One of the things that frustrates me about grocery shopping is the matter of choices. How do I decide what to buy when there are so many choices staring at you? My wife is much better than me at this. I get annoyed.
But this is the word we live in. We’ve come a long way from the time that Henry Ford said that people could buy any colour car they wanted as long as it was black! We have too many choices and seriously, some people don t know what to do. Some are paralysed with fear and frozen in time and space by all the choices and all the possibilities of making a bad decision!
I heard of Russians visiting the US after the disintegration of the Soviet Union being absolutely unable to shop in a modern supermarket—stunned and unable to make a decision because of all the choices. I know of missionaries who return home from a poor country, faced with complex choices they haven’t had to make.
I think there is great anxiety about making the right choice and fear of regret for making the wrong decision. Do all these options make life better for us? Is it easier now than it was when there weren’t all of these choices?
We don’t need more stuff—we need hope! We need joy, peace, love and acceptance. It all comes from God. And this is what the Christian faith teaches. Nowhere else and nothing else will give you the joy and hope you hunger for, because it comes only from God.
The Boy who Made the Right Choice
I love this story of a 16-year-old boy named William. He left home to make his fortune. Everything he owned was in a backpack when he headed toward a riverboat. William’s story was simple: His father was too poor to care for him and the only trade he knew was soap-and-candle making.
The captain of the boat was a Christian and when he heard William’s story he offered some advice: “Someone will soon be the leading soap maker in New York. It can be you as well as anyone else. Be a good man, give your heart to Jesus Christ, pay the Lord all that belongs to him, make an honest soap—and I’m sure you’ll be a prosperous and rich man.”
William heeded the advice and when he arrived in New York he joined a church and started working for a soap manufacturer. In a short time he was part owner of that soap company and later the sole proprietor. He paid his tithes from the beginning and his enterprise prospered so that he dedicated 20% to Christ.
His prosperity continued so he gave half his income to God. After becoming wealthy he surrendered his entire salary to the Lord. That’s the story of William Colgate, the soap and toothpaste manufacturer that was first to put toothpaste in a tube. William made the right choice by accepting the captain’s advice.
You may have heard the little saying:
There is a choice you have to make,
In everything you do.
And you must always keep in mind,
The choice you make makes you.
That’s true, isn’t it? Life is about choices—choices we make, choices others make. And I might add, the choices others make oftentimes affect us. However, we need to remember that God only holds us accountable for our own choices.
Yes, we may sometimes be affected by the choice of another. We may bare a burden because someone else has made a wrong decision; but when it comes down to it, our first concern is the choices we make in life: The choice you make makes you.
When Confronted with a Choice, how do we Decide?
Can I ask you a question this morning: When you are confronted with a choice, how do you decide?
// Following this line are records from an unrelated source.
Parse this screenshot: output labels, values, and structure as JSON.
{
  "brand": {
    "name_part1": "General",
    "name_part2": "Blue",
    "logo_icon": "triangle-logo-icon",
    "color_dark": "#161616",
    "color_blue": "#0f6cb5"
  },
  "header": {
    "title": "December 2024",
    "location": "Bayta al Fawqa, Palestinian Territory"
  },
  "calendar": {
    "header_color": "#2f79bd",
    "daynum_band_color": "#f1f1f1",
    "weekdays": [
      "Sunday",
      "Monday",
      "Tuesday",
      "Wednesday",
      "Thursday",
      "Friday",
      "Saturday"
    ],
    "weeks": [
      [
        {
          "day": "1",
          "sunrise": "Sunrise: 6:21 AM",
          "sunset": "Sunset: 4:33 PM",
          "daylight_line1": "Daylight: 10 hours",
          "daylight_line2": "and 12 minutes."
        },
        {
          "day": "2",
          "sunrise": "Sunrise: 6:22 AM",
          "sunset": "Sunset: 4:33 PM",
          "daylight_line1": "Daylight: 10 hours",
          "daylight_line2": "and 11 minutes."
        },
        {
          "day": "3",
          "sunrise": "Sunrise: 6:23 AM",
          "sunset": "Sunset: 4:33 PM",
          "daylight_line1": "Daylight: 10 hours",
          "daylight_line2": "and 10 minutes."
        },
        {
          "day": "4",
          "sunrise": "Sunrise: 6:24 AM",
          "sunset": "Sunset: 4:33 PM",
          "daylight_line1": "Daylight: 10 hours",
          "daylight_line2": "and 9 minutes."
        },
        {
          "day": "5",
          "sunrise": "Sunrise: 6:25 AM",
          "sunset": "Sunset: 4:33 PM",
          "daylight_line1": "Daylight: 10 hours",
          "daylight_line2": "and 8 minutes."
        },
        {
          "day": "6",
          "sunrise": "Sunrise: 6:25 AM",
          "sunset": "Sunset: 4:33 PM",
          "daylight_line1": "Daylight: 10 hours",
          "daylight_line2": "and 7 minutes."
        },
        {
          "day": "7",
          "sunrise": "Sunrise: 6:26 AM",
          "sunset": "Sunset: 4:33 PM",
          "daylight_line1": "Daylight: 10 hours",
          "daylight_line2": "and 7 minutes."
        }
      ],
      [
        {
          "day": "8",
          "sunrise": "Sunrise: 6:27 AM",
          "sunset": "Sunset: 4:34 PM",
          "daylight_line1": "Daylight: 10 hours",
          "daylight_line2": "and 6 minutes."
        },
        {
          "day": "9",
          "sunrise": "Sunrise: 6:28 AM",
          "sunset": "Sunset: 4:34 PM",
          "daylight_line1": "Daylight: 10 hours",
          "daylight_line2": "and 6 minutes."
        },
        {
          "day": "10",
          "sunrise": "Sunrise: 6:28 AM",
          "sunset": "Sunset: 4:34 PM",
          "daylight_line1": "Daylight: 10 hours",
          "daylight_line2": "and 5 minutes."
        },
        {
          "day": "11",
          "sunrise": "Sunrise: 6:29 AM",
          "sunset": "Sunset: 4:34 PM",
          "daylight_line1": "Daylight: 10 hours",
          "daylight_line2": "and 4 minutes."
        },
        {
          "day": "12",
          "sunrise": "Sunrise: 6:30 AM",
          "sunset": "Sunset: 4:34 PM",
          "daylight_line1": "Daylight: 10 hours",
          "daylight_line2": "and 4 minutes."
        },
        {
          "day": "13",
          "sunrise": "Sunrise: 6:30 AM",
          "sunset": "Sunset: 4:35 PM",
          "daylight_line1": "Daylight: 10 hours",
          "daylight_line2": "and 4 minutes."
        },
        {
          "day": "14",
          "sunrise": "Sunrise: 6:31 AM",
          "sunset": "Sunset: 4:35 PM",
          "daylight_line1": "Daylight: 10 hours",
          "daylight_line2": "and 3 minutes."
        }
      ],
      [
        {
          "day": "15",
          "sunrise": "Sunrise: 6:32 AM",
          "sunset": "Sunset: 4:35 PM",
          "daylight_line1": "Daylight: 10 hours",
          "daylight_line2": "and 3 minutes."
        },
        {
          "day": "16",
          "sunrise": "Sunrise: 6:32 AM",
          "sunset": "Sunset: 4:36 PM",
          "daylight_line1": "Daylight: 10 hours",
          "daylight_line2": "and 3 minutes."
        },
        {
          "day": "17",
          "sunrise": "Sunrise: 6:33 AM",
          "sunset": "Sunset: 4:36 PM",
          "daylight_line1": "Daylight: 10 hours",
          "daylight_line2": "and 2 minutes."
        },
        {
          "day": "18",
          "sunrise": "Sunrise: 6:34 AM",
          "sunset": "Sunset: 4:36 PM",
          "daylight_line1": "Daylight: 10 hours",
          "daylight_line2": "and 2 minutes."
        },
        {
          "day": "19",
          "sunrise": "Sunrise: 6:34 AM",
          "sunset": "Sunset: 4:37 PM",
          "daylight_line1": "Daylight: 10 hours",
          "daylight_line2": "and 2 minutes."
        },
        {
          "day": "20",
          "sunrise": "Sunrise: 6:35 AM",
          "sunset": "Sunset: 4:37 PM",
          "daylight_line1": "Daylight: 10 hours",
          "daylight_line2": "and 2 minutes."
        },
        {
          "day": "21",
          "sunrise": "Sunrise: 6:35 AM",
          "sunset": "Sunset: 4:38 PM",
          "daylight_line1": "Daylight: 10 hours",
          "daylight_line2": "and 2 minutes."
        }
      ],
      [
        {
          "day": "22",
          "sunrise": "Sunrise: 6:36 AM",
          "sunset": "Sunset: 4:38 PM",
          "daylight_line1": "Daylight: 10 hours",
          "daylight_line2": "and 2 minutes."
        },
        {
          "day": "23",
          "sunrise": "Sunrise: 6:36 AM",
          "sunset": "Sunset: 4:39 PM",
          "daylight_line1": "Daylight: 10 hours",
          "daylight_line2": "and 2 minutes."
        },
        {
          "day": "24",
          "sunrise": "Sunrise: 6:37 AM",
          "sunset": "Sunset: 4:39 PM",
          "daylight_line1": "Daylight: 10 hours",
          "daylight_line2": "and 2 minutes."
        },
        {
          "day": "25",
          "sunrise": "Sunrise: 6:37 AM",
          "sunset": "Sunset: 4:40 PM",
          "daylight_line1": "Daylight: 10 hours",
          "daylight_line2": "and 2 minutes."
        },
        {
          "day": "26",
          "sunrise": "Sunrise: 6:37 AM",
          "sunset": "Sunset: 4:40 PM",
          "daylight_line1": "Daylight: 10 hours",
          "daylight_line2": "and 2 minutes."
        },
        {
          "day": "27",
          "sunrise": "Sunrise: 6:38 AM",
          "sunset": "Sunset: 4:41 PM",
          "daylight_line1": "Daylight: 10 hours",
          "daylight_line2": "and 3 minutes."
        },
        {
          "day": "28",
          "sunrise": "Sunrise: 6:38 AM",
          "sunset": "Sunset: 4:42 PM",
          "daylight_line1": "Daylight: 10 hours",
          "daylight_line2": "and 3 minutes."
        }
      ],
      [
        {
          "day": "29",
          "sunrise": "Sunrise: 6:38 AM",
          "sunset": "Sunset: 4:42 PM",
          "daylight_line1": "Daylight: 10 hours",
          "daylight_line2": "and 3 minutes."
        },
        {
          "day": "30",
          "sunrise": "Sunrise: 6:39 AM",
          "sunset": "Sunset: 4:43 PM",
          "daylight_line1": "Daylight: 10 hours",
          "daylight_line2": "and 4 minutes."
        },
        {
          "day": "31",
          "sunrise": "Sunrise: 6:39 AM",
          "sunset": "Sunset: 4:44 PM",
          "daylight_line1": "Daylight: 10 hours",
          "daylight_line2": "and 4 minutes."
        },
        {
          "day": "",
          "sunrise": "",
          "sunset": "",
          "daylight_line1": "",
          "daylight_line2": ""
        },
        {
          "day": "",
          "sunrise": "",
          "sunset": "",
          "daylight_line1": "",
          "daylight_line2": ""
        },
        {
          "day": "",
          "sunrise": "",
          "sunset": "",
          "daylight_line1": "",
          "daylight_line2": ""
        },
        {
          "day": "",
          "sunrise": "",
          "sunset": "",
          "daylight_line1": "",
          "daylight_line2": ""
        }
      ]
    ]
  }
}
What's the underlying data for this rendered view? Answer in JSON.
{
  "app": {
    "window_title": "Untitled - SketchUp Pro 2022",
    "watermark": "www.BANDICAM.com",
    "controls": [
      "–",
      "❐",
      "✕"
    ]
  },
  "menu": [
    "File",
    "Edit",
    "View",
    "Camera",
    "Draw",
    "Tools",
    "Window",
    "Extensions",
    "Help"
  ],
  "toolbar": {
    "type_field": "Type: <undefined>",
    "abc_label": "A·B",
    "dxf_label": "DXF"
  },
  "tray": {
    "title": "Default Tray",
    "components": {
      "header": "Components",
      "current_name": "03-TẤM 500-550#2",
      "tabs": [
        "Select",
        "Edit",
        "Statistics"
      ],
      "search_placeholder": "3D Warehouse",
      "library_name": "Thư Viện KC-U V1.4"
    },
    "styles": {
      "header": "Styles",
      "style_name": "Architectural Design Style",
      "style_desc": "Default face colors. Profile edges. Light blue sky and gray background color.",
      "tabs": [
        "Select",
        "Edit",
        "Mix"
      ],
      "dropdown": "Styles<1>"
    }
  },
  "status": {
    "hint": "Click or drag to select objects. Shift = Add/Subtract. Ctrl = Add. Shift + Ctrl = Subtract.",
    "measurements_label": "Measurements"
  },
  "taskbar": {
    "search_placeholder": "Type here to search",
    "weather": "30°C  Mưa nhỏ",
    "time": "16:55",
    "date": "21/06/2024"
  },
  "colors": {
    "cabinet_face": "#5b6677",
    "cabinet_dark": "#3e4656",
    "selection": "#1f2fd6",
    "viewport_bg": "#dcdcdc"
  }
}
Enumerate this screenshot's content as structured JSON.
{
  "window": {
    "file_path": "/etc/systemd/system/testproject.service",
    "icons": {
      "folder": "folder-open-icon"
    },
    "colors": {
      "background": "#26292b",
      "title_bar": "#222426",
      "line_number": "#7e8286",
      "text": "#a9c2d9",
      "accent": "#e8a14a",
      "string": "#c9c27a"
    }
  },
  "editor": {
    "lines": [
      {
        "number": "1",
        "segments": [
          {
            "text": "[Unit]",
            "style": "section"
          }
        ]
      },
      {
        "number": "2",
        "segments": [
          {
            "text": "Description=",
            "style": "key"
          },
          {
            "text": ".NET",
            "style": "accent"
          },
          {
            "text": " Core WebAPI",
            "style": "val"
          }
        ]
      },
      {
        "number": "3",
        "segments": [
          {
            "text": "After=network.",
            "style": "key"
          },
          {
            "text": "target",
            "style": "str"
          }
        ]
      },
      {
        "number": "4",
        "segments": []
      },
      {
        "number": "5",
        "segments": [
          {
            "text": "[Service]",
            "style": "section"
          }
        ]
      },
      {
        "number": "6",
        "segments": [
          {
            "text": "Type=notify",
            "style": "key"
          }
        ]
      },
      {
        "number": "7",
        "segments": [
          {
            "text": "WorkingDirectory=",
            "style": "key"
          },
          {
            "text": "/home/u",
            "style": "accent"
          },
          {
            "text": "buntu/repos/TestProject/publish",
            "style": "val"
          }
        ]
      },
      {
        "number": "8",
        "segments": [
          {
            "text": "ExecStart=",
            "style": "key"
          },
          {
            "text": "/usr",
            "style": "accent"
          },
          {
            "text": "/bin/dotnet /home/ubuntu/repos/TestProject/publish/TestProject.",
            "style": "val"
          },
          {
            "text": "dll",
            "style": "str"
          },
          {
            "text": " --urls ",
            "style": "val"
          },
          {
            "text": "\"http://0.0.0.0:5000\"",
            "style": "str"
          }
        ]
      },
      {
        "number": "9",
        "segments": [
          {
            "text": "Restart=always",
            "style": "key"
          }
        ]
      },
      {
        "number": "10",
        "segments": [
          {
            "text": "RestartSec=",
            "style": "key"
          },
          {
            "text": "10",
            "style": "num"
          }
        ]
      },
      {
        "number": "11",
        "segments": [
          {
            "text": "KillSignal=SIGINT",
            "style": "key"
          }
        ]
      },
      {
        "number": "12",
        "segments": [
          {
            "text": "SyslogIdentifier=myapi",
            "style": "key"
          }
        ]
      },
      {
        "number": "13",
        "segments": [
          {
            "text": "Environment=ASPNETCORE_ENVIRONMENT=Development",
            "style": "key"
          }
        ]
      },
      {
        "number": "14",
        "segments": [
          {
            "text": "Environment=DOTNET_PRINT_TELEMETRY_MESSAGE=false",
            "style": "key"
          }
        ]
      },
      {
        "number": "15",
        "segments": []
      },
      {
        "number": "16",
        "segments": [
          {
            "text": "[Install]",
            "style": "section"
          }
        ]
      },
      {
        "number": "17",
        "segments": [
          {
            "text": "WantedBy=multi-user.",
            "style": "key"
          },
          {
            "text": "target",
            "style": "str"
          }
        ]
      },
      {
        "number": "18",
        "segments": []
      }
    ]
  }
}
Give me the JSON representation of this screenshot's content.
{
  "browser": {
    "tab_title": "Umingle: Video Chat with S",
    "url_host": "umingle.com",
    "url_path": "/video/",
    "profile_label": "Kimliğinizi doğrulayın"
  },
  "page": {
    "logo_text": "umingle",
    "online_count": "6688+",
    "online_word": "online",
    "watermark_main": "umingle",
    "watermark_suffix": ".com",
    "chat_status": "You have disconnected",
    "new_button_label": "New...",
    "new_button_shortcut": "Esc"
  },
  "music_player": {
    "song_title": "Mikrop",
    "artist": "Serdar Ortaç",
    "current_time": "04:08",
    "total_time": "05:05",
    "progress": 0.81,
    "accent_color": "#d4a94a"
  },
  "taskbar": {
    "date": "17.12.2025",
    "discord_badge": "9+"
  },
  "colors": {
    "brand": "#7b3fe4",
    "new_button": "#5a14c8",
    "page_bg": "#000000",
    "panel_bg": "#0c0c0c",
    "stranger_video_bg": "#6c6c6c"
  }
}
What kind of guiding principles do you use in order to come to a decision? You may today be confronted with a decision, and the decision you make may have far-reaching consequences. Very simply put, you want to know what to do.
It might sound simple, but God has an answer. Wouldn’t it be nice if we could just peek into the mind of God for a few moments, just to see what he’s thinking about us? Truthfully, thinking implies that God has a thought process, but he doesn’t. God doesn’t think about anything; he knows everything.
Someone once said, “Has it ever occurred to you that nothing has ever occurred to God?” He knows everything about you and every detail of your life. Even the smallest detail, even to the numbers of hair on your head. The Bible says so.
David prayed this in Psalm 143:8 “Each morning let me learn more about your love because I trust you. I come to you in prayer, asking for your guidance”. Then in verse 10 he says, “You are my God. Show me what you want me to do, and let your gentle Spirit lead me in the right path”.
And then in Psalm 25:4-5 David again writes, “Show me your paths and teach me to follow; guide me by your truth and instruct me. You keep me safe, and I always trust you”.